Le Hezbollah dans le viseur
C’est d’ailleurs sous l’angle du partenariat que le chef du CPL s’en est pris à son allié chiite. « Nous avons conclu une entente qui respecte le partenariat, la parité et la démocratie consensuelle. Cette entente nous a permis de rectifier la représentativité politique. Mais quand le Hezbollah est revenu sur son engagement à respecter cela, nous n’avons pas hésité à nous élever contre lui », a-t-il déclaré.
« Que personne ne pense que nous regrettons (l’alliance avec le Hezbollah). Cet accord nous a donné 15 ans de stabilité dans le pays (...) Nous avons perdu en popularité parce que la promotion du Hezbollah au Liban est difficile, surtout auprès des jeunes. Malgré cela, nous avons sacrifié notre popularité pour avoir la stabilité. Mais nous nous sommes éloignés lorsque le Hezbollah a arrêté de respecter le partenariat », a-t-il poursuivi. Vendredi, il avait assuré que son parti « n’a pas rompu l’entente avec le Hezbollah », mais que l’alliance entre les deux formations « nécessite d’être améliorée, ce qui n’a pas encore eu lieu ». Selon lui, c’est plutôt le Hezbollah qui « a quitté l’accord lorsqu’il a abandonné les principes de construction d’un État et de partenariat et a brisé le plafond de protection du Liban ».
Dans la course pour Baabda, le parti de Hassan Nasrallah appuie le chef des Marada, Sleiman Frangié, en dépit du veto de M. Bassil et du reste des partis chrétiens majoritaires rangés, jusqu’ici, derrière l’option Jihad Azour. « Nous voulons un président conforme au pacte national, souverainiste, réformateur et résistant. Nous voulons aussi la décentralisation administrative et financière élargie, ainsi que le fonds fiduciaire, et le partenariat qui n’a aucun prix », a dit le chef du CPL à ce propos, dans ce qui semble être un pas en arrière quant à un éventuel soutien à la candidature du chef des Marada. Car peu avant la guerre à Gaza, M. Bassil s’était engagé avec le parti de Dieu dans des négociations axées sur la mise en place du fonds fiduciaire et de la décentralisation, en contrepartie d’un appui aouniste à la candidature de Frangié. Sur ce point, il s’est voulu dimanche encore plus clair : « Non au candidat qu’on nous impose », a-t-il lancé.

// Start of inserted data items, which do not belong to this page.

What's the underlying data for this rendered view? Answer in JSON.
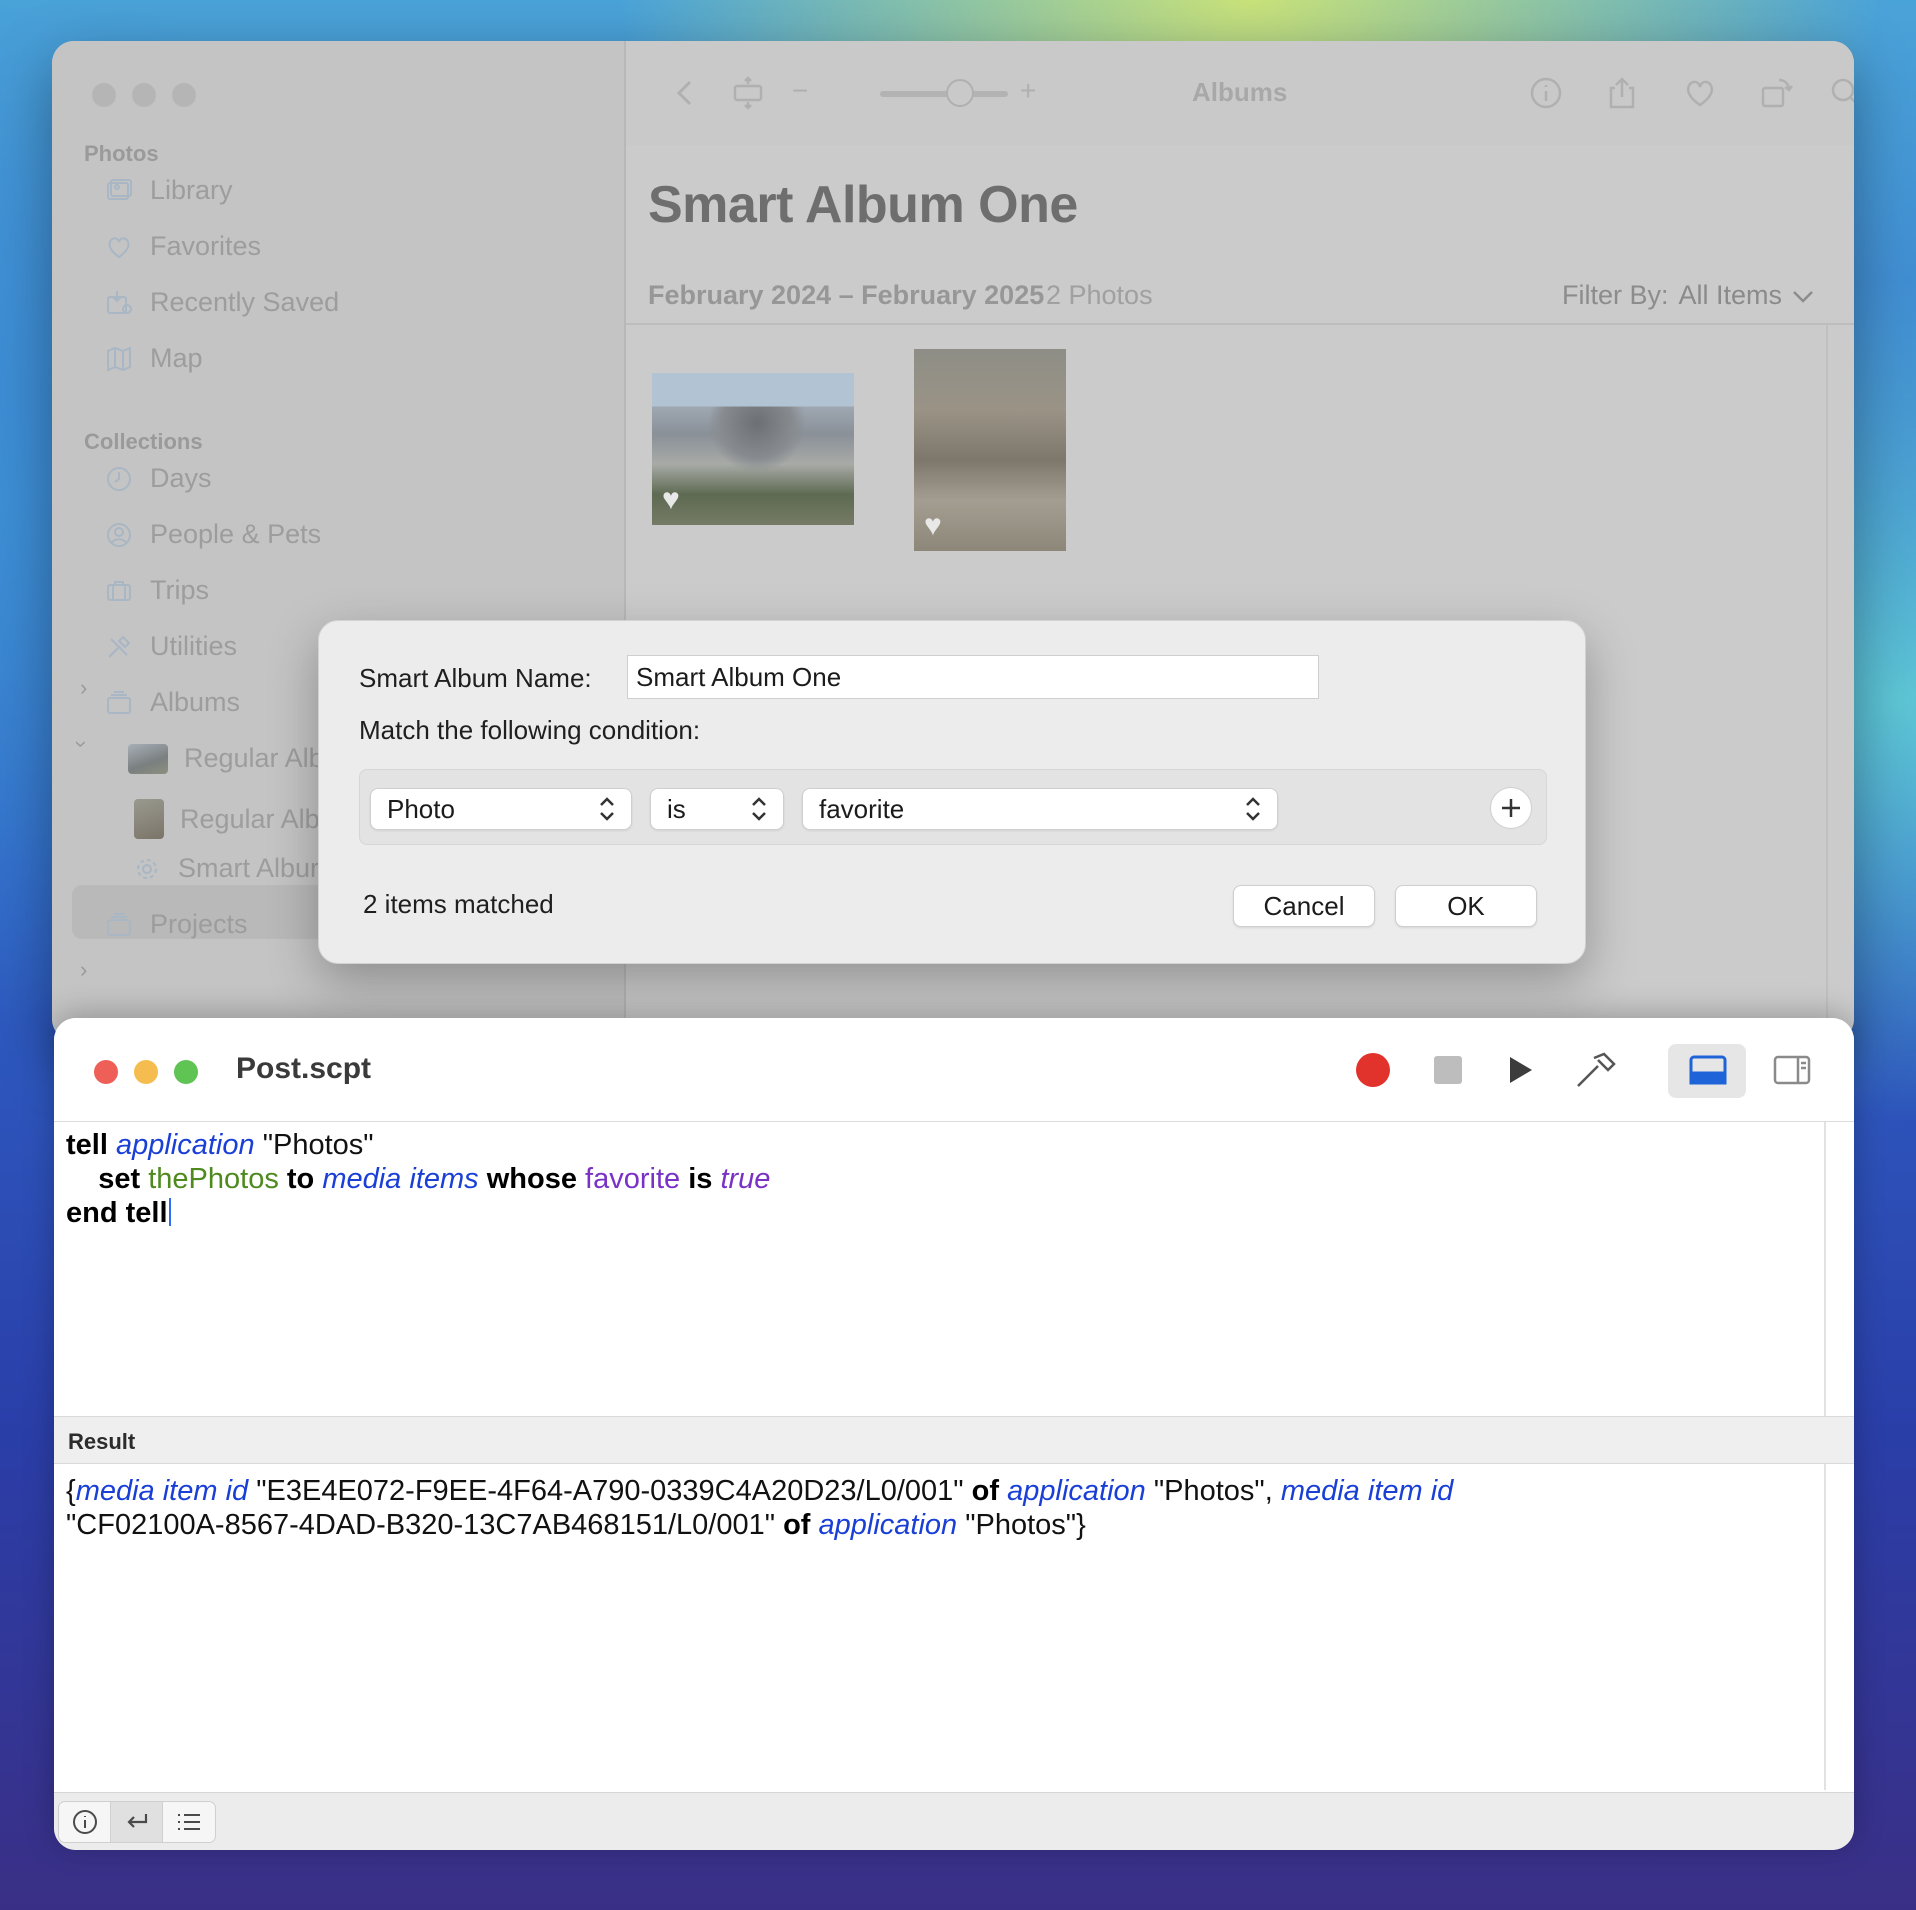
{
  "photos_window": {
    "toolbar_title": "Albums",
    "zoom_minus": "−",
    "zoom_plus": "+",
    "sidebar": {
      "section_photos": "Photos",
      "library": "Library",
      "favorites": "Favorites",
      "recently_saved": "Recently Saved",
      "map": "Map",
      "section_collections": "Collections",
      "days": "Days",
      "people_pets": "People & Pets",
      "trips": "Trips",
      "utilities": "Utilities",
      "albums": "Albums",
      "regular_album_1": "Regular Alb",
      "regular_album_2": "Regular Alb",
      "smart_album": "Smart Albur",
      "projects": "Projects"
    },
    "album": {
      "title": "Smart Album One",
      "date_range": "February 2024 – February 2025",
      "count": "2 Photos",
      "filter_label": "Filter By:",
      "filter_value": "All Items"
    }
  },
  "dialog": {
    "name_label": "Smart Album Name:",
    "name_value": "Smart Album One",
    "match_label": "Match the following condition:",
    "condition": {
      "field": "Photo",
      "operator": "is",
      "value": "favorite"
    },
    "matched": "2 items matched",
    "cancel": "Cancel",
    "ok": "OK"
  },
  "script_editor": {
    "title": "Post.scpt",
    "code": {
      "line1": {
        "kw": "tell",
        "cls": "application",
        "str": "\"Photos\""
      },
      "line2": {
        "kw1": "set",
        "var": "thePhotos",
        "kw2": "to",
        "cls": "media items",
        "kw3": "whose",
        "prop": "favorite",
        "kw4": "is",
        "bool": "true"
      },
      "line3": {
        "kw": "end tell"
      }
    },
    "result_header": "Result",
    "result": {
      "open": "{",
      "cls1": "media item id",
      "id1": "\"E3E4E072-F9EE-4F64-A790-0339C4A20D23/L0/001\"",
      "of1": "of",
      "app1": "application",
      "str1": "\"Photos\",",
      "cls2": "media item id",
      "id2": "\"CF02100A-8567-4DAD-B320-13C7AB468151/L0/001\"",
      "of2": "of",
      "app2": "application",
      "str2": "\"Photos\"}"
    }
  }
}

Le chef du CPL s’est en outre livré à une diatribe contre le gouvernement qu’il boude depuis 2022. « Non à un cabinet amputé qui nous gouverne en dehors de la Constitution et du pacte national », a-t-il tonné. Face au Premier ministre sortant Nagib Mikati, le député de Batroun est même allé jusqu’à agiter le spectre de la désobéissance civile. « Nous (chrétiens) sommes obligés de les embêter (le camp du Hezbollah) pour obtenir nos droits d’abord en unifiant notre position, puis en mobilisant l’opinion publique et ensuite en recourant à la rue ou à la désobéissance civile », a-t-il menacé.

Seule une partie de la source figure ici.